First, I try to give myself some grace and acknowledge that when I start off with the diagnosis, it's coming from a good place. 
I also try to remind myself that just because I started out using the diagnosis lens does not mean I can't backtrack and start over. 
I then try to take a pause and reflect for a moment on my own experiences in the past dealing with such situations and try to come up with a reason not diagnosis related why I knew that I was having trouble or was not even aware might be diagnosis related.
(Please remember that as professionals with academic training and experience we have more of the objective knowledge about what might be causing difficulties.  Kids are much more concrete, subjective and experiential in their self-appraisals).
The next thing I would do is to then ask them about their own reasons and explore those with them first to get that alliance going again and to also put more of a focus on the positives about them and their own awareness.

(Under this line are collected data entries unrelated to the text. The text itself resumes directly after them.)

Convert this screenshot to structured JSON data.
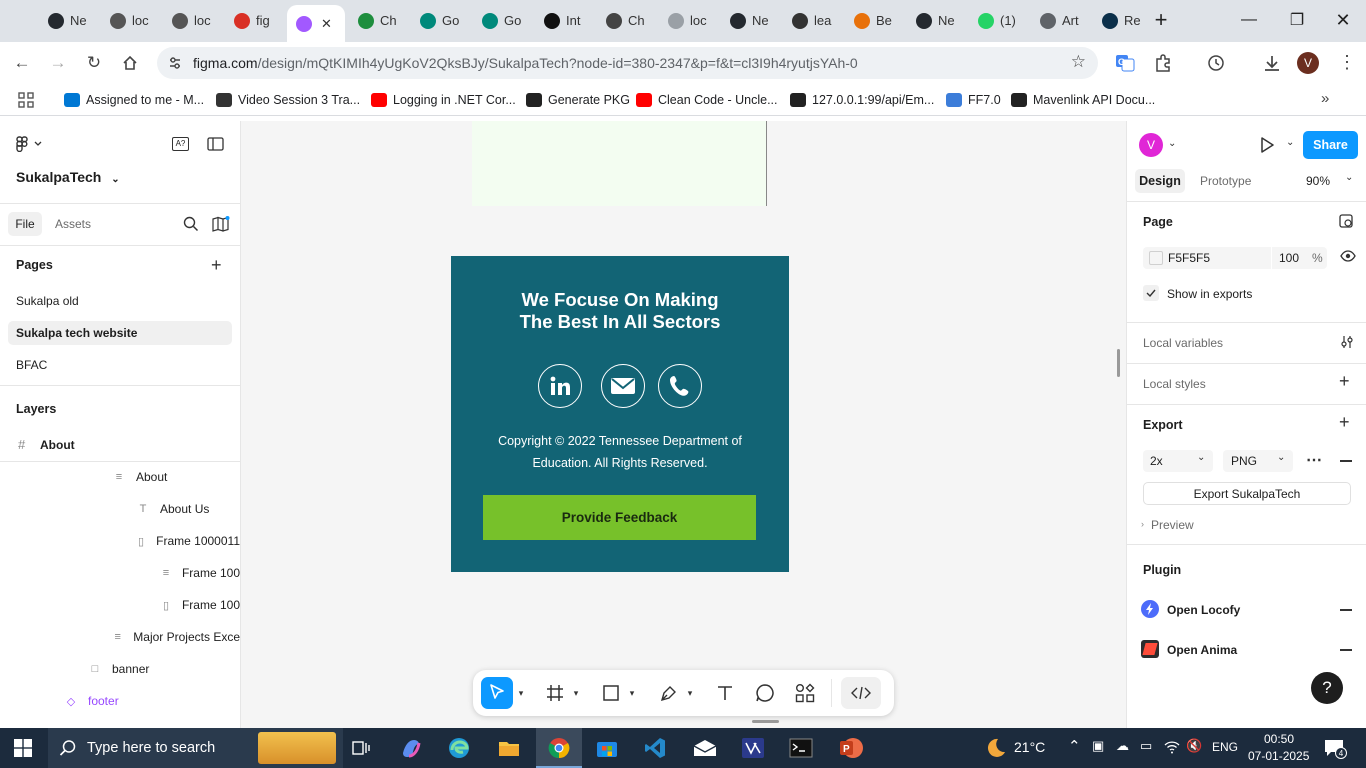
{
  "browser": {
    "tabs": [
      {
        "label": "Ne",
        "icon": "github-icon",
        "color": "#24292f"
      },
      {
        "label": "loc",
        "icon": "app-icon",
        "color": "#555555"
      },
      {
        "label": "loc",
        "icon": "app-icon",
        "color": "#555555"
      },
      {
        "label": "fig",
        "icon": "gmail-icon",
        "color": "#d93025"
      },
      {
        "label": "",
        "icon": "figma-icon",
        "color": "#a259ff",
        "active": true
      },
      {
        "label": "Ch",
        "icon": "google-chat-icon",
        "color": "#1e8e3e"
      },
      {
        "label": "Go",
        "icon": "google-meet-icon",
        "color": "#00897b"
      },
      {
        "label": "Go",
        "icon": "google-meet-icon",
        "color": "#00897b"
      },
      {
        "label": "Int",
        "icon": "openai-icon",
        "color": "#111111"
      },
      {
        "label": "Ch",
        "icon": "openai-icon",
        "color": "#444444"
      },
      {
        "label": "loc",
        "icon": "globe-icon",
        "color": "#9aa0a6"
      },
      {
        "label": "Ne",
        "icon": "github-icon",
        "color": "#24292f"
      },
      {
        "label": "lea",
        "icon": "app-icon",
        "color": "#333333"
      },
      {
        "label": "Be",
        "icon": "app-icon",
        "color": "#e8710a"
      },
      {
        "label": "Ne",
        "icon": "github-icon",
        "color": "#24292f"
      },
      {
        "label": "(1)",
        "icon": "whatsapp-icon",
        "color": "#25d366"
      },
      {
        "label": "Art",
        "icon": "globe-icon",
        "color": "#5f6368"
      },
      {
        "label": "Re",
        "icon": "react-icon",
        "color": "#0b2f4a"
      }
    ],
    "url_domain": "figma.com",
    "url_path": "/design/mQtKIMIh4yUgKoV2QksBJy/SukalpaTech?node-id=380-2347&p=f&t=cl3I9h4ryutjsYAh-0",
    "profile_initial": "V",
    "bookmarks": [
      {
        "label": "Assigned to me - M...",
        "color": "#0078d4"
      },
      {
        "label": "Video Session 3 Tra...",
        "color": "#333333"
      },
      {
        "label": "Logging in .NET Cor...",
        "color": "#ff0000"
      },
      {
        "label": "Generate PKG",
        "color": "#222222"
      },
      {
        "label": "Clean Code - Uncle...",
        "color": "#ff0000"
      },
      {
        "label": "127.0.0.1:99/api/Em...",
        "color": "#222222"
      },
      {
        "label": "FF7.0",
        "color": "#3c7dd9"
      },
      {
        "label": "Mavenlink API Docu...",
        "color": "#222222"
      }
    ]
  },
  "left_panel": {
    "project_name": "SukalpaTech",
    "tabs": {
      "file": "File",
      "assets": "Assets"
    },
    "pages_title": "Pages",
    "pages": [
      "Sukalpa old",
      "Sukalpa tech website",
      "BFAC"
    ],
    "layers_title": "Layers",
    "current_layer": "About",
    "layers": [
      {
        "label": "About",
        "icon": "auto-layout-icon"
      },
      {
        "label": "About Us",
        "icon": "text-icon"
      },
      {
        "label": "Frame 1000011",
        "icon": "frame-icon"
      },
      {
        "label": "Frame 100",
        "icon": "auto-layout-icon"
      },
      {
        "label": "Frame 100",
        "icon": "frame-icon"
      },
      {
        "label": "Major Projects Exce",
        "icon": "auto-layout-icon"
      },
      {
        "label": "banner",
        "icon": "rectangle-icon"
      },
      {
        "label": "footer",
        "icon": "component-icon"
      }
    ]
  },
  "canvas": {
    "footer_title_line1": "We Focuse On Making",
    "footer_title_line2": "The Best In All Sectors",
    "copyright_line1": "Copyright © 2022 Tennessee Department of",
    "copyright_line2": "Education. All Rights Reserved.",
    "feedback_button": "Provide Feedback",
    "colors": {
      "footer_bg": "#126475",
      "button_bg": "#77c12a",
      "canvas_bg": "#f5f5f5"
    }
  },
  "right_panel": {
    "avatar_initial": "V",
    "share_label": "Share",
    "tabs": {
      "design": "Design",
      "prototype": "Prototype"
    },
    "zoom": "90%",
    "page_section": "Page",
    "page_color": "F5F5F5",
    "page_opacity": "100",
    "opacity_unit": "%",
    "show_in_exports": "Show in exports",
    "local_variables": "Local variables",
    "local_styles": "Local styles",
    "export_section": "Export",
    "export_scale": "2x",
    "export_format": "PNG",
    "export_button": "Export SukalpaTech",
    "preview_label": "Preview",
    "plugin_section": "Plugin",
    "plugins": [
      "Open Locofy",
      "Open Anima"
    ],
    "help_label": "?"
  },
  "taskbar": {
    "search_placeholder": "Type here to search",
    "temperature": "21°C",
    "language": "ENG",
    "time": "00:50",
    "date": "07-01-2025",
    "notification_count": "4"
  }
}
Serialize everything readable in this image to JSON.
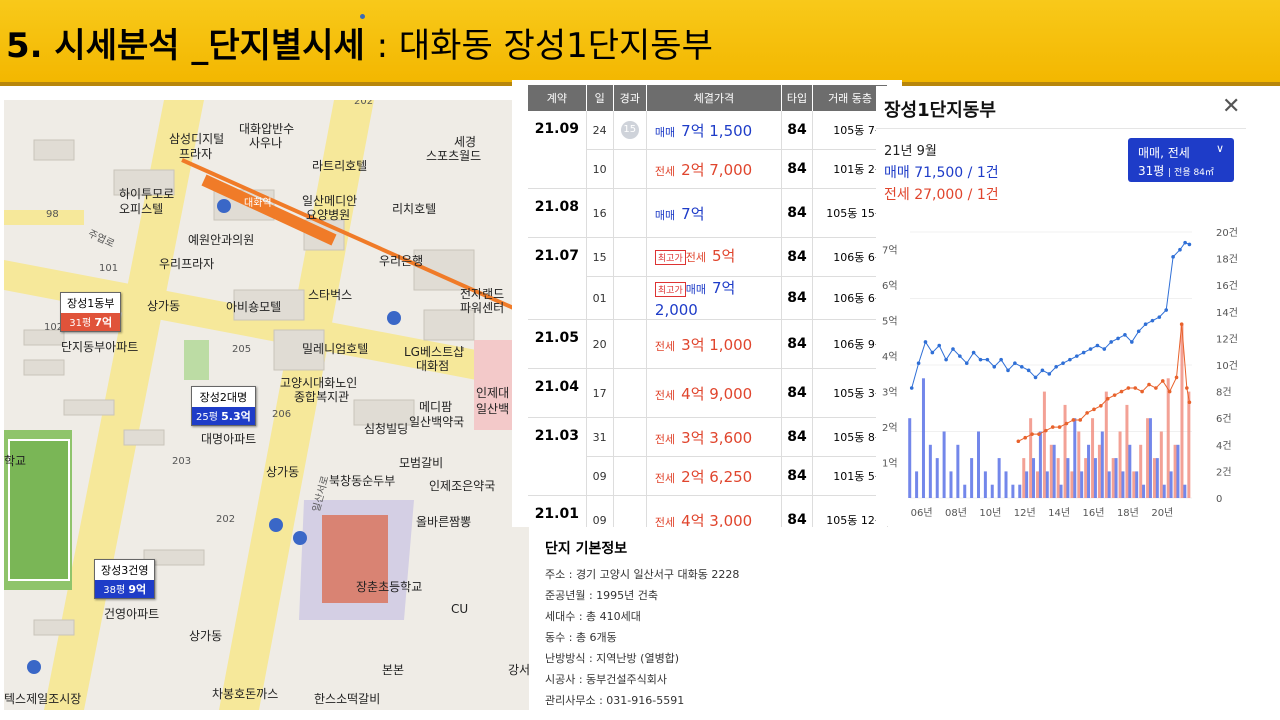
{
  "header": {
    "title_main": "5. 시세분석 _단지별시세",
    "title_sub": ": 대화동 장성1단지동부"
  },
  "map": {
    "labels": [
      "202",
      "삼성디지털",
      "프라자",
      "대화압반수",
      "사우나",
      "라트리호텔",
      "세경",
      "스포츠월드",
      "하이투모로",
      "오피스텔",
      "일산메디안",
      "요양병원",
      "리치호텔",
      "대화역",
      "예원안과의원",
      "우리프라자",
      "우리은행",
      "101",
      "상가동",
      "아비숑모텔",
      "스타벅스",
      "전자랜드",
      "파워센터",
      "102",
      "단지동부아파트",
      "205",
      "밀레니엄호텔",
      "LG베스트샵",
      "대화점",
      "고양시대화노인",
      "종합복지관",
      "인제대",
      "일산백",
      "메디팜",
      "일산백약국",
      "대명아파트",
      "206",
      "심청빌딩",
      "모범갈비",
      "203",
      "상가동",
      "북창동순두부",
      "인제조은약국",
      "202",
      "올바른짬뽕",
      "장춘초등학교",
      "CU",
      "건영아파트",
      "상가동",
      "본본",
      "차봉호돈까스",
      "한스소떡갈비",
      "일산서로",
      "주엽로",
      "98",
      "학교",
      "텍스제일조시장",
      "강서"
    ],
    "pins": [
      {
        "name": "장성1동부",
        "size": "31평",
        "price": "7억"
      },
      {
        "name": "장성2대명",
        "size": "25평",
        "price": "5.3억"
      },
      {
        "name": "장성3건영",
        "size": "38평",
        "price": "9억"
      }
    ]
  },
  "table": {
    "headers": [
      "계약",
      "일",
      "경과",
      "체결가격",
      "타입",
      "거래 동층"
    ],
    "badge": "15",
    "rows": [
      {
        "month": "21.09",
        "day": "24",
        "kind": "매매",
        "price": "7억 1,500",
        "type": "84",
        "floor": "105동 7층",
        "badge": ""
      },
      {
        "month": "",
        "day": "10",
        "kind": "전세",
        "price": "2억 7,000",
        "type": "84",
        "floor": "101동 2층",
        "badge": ""
      },
      {
        "month": "21.08",
        "day": "16",
        "kind": "매매",
        "price": "7억",
        "type": "84",
        "floor": "105동 15층",
        "badge": ""
      },
      {
        "month": "21.07",
        "day": "15",
        "kind": "전세",
        "price": "5억",
        "type": "84",
        "floor": "106동 6층",
        "badge": "최고가"
      },
      {
        "month": "",
        "day": "01",
        "kind": "매매",
        "price": "7억 2,000",
        "type": "84",
        "floor": "106동 6층",
        "badge": "최고가"
      },
      {
        "month": "21.05",
        "day": "20",
        "kind": "전세",
        "price": "3억 1,000",
        "type": "84",
        "floor": "106동 9층",
        "badge": ""
      },
      {
        "month": "21.04",
        "day": "17",
        "kind": "전세",
        "price": "4억 9,000",
        "type": "84",
        "floor": "105동 3층",
        "badge": ""
      },
      {
        "month": "21.03",
        "day": "31",
        "kind": "전세",
        "price": "3억 3,600",
        "type": "84",
        "floor": "105동 8층",
        "badge": ""
      },
      {
        "month": "",
        "day": "09",
        "kind": "전세",
        "price": "2억 6,250",
        "type": "84",
        "floor": "101동 5층",
        "badge": ""
      },
      {
        "month": "21.01",
        "day": "09",
        "kind": "전세",
        "price": "4억 3,000",
        "type": "84",
        "floor": "105동 12층",
        "badge": ""
      }
    ]
  },
  "chart_panel": {
    "title": "장성1단지동부",
    "close": "✕",
    "year_month": "21년 9월",
    "buy_line": "매매 71,500 / 1건",
    "jeon_line": "전세 27,000 / 1건",
    "select_line1": "매매, 전세",
    "select_line2": "31평",
    "select_line3": "| 전용 84㎡",
    "colors": {
      "buy": "#2f6fd6",
      "jeon": "#e8622c"
    }
  },
  "chart_data": {
    "type": "line",
    "x_tick_labels": [
      "06년",
      "08년",
      "10년",
      "12년",
      "14년",
      "16년",
      "18년",
      "20년"
    ],
    "y_left_labels": [
      "1억",
      "2억",
      "3억",
      "4억",
      "5억",
      "6억",
      "7억"
    ],
    "y_right_labels": [
      "0",
      "2건",
      "4건",
      "6건",
      "8건",
      "10건",
      "12건",
      "14건",
      "16건",
      "18건",
      "20건"
    ],
    "ylim_left": [
      0,
      7.5
    ],
    "ylim_right": [
      0,
      20
    ],
    "xlim": [
      2005.5,
      2021.9
    ],
    "series": [
      {
        "name": "매매",
        "x": [
          2005.6,
          2006.0,
          2006.4,
          2006.8,
          2007.2,
          2007.6,
          2008.0,
          2008.4,
          2008.8,
          2009.2,
          2009.6,
          2010.0,
          2010.4,
          2010.8,
          2011.2,
          2011.6,
          2012.0,
          2012.4,
          2012.8,
          2013.2,
          2013.6,
          2014.0,
          2014.4,
          2014.8,
          2015.2,
          2015.6,
          2016.0,
          2016.4,
          2016.8,
          2017.2,
          2017.6,
          2018.0,
          2018.4,
          2018.8,
          2019.2,
          2019.6,
          2020.0,
          2020.4,
          2020.8,
          2021.2,
          2021.5,
          2021.75
        ],
        "values": [
          3.1,
          3.8,
          4.4,
          4.1,
          4.3,
          3.9,
          4.2,
          4.0,
          3.8,
          4.1,
          3.9,
          3.9,
          3.7,
          3.9,
          3.6,
          3.8,
          3.7,
          3.6,
          3.4,
          3.6,
          3.5,
          3.7,
          3.8,
          3.9,
          4.0,
          4.1,
          4.2,
          4.3,
          4.2,
          4.4,
          4.5,
          4.6,
          4.4,
          4.7,
          4.9,
          5.0,
          5.1,
          5.3,
          6.8,
          7.0,
          7.2,
          7.15
        ]
      },
      {
        "name": "전세",
        "x": [
          2011.8,
          2012.2,
          2012.6,
          2013.0,
          2013.4,
          2013.8,
          2014.2,
          2014.6,
          2015.0,
          2015.4,
          2015.8,
          2016.2,
          2016.6,
          2017.0,
          2017.4,
          2017.8,
          2018.2,
          2018.6,
          2019.0,
          2019.4,
          2019.8,
          2020.2,
          2020.6,
          2021.0,
          2021.3,
          2021.6,
          2021.75
        ],
        "values": [
          1.6,
          1.7,
          1.8,
          1.8,
          1.9,
          2.0,
          2.0,
          2.1,
          2.2,
          2.2,
          2.4,
          2.5,
          2.6,
          2.8,
          2.9,
          3.0,
          3.1,
          3.1,
          3.0,
          3.2,
          3.1,
          3.3,
          3.0,
          3.4,
          4.9,
          3.1,
          2.7
        ]
      }
    ],
    "volume_bars": {
      "x": [
        2005.6,
        2006.0,
        2006.4,
        2006.8,
        2007.2,
        2007.6,
        2008.0,
        2008.4,
        2008.8,
        2009.2,
        2009.6,
        2010.0,
        2010.4,
        2010.8,
        2011.2,
        2011.6,
        2012.0,
        2012.4,
        2012.8,
        2013.2,
        2013.6,
        2014.0,
        2014.4,
        2014.8,
        2015.2,
        2015.6,
        2016.0,
        2016.4,
        2016.8,
        2017.2,
        2017.6,
        2018.0,
        2018.4,
        2018.8,
        2019.2,
        2019.6,
        2020.0,
        2020.4,
        2020.8,
        2021.2,
        2021.6
      ],
      "buy_counts": [
        6,
        2,
        9,
        4,
        3,
        5,
        2,
        4,
        1,
        3,
        5,
        2,
        1,
        3,
        2,
        1,
        1,
        2,
        3,
        5,
        2,
        4,
        1,
        3,
        6,
        2,
        4,
        3,
        5,
        2,
        3,
        2,
        4,
        2,
        1,
        6,
        3,
        1,
        2,
        4,
        1
      ],
      "jeon_counts": [
        0,
        0,
        0,
        0,
        0,
        0,
        0,
        0,
        0,
        0,
        0,
        0,
        0,
        0,
        0,
        0,
        3,
        6,
        2,
        8,
        4,
        3,
        7,
        2,
        5,
        3,
        6,
        4,
        8,
        3,
        5,
        7,
        2,
        4,
        6,
        3,
        5,
        9,
        4,
        13,
        8
      ]
    }
  },
  "info": {
    "title": "단지 기본정보",
    "rows": [
      "주소 : 경기 고양시 일산서구 대화동 2228",
      "준공년월 : 1995년 건축",
      "세대수 : 총 410세대",
      "동수 : 총 6개동",
      "난방방식 : 지역난방 (열병합)",
      "시공사 : 동부건설주식회사",
      "관리사무소 : 031-916-5591"
    ]
  }
}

So what have I found?  Kids with ADHD or other developmental diagnoses are too often aware of their shortcomings from a disability/challenge perspective as well as critical focus on their differences.  They want to be treated like all their peers, especially with respect to their opinions and behaviors, which are critical to their identity development.  So what does this mean?  A kid with ADHD does not have to have his diagnosis explain why he/she struggles in class.  He/she can, like the others, screw up, hate the teacher, not like the subject, and make poor decisions, just because they are a kid and do not have the development or life experience to do otherwise or cope with it in a more mature manner.  Believe it or not, a kid with autism can be a psychopath because they genuinely are a psychopath and not because they have autism.  I know...I worked with one for two years in child welfare.  Anyway, my point is that those of us with developmental diagnoses have challenges at school that can be explained and treated in many ways that are related to our diagnoses.  We can also have challenges in the classroom because we are also people and just very well may be exercising our own, and not well thought out (because that's something we who are impulsive or struggle to organize our thoughts and feelings to send a message) views about a class or assignment as we continue to figure out how to sort out who we are as a whole person.  Whether we are professionals or parents, we must remember this.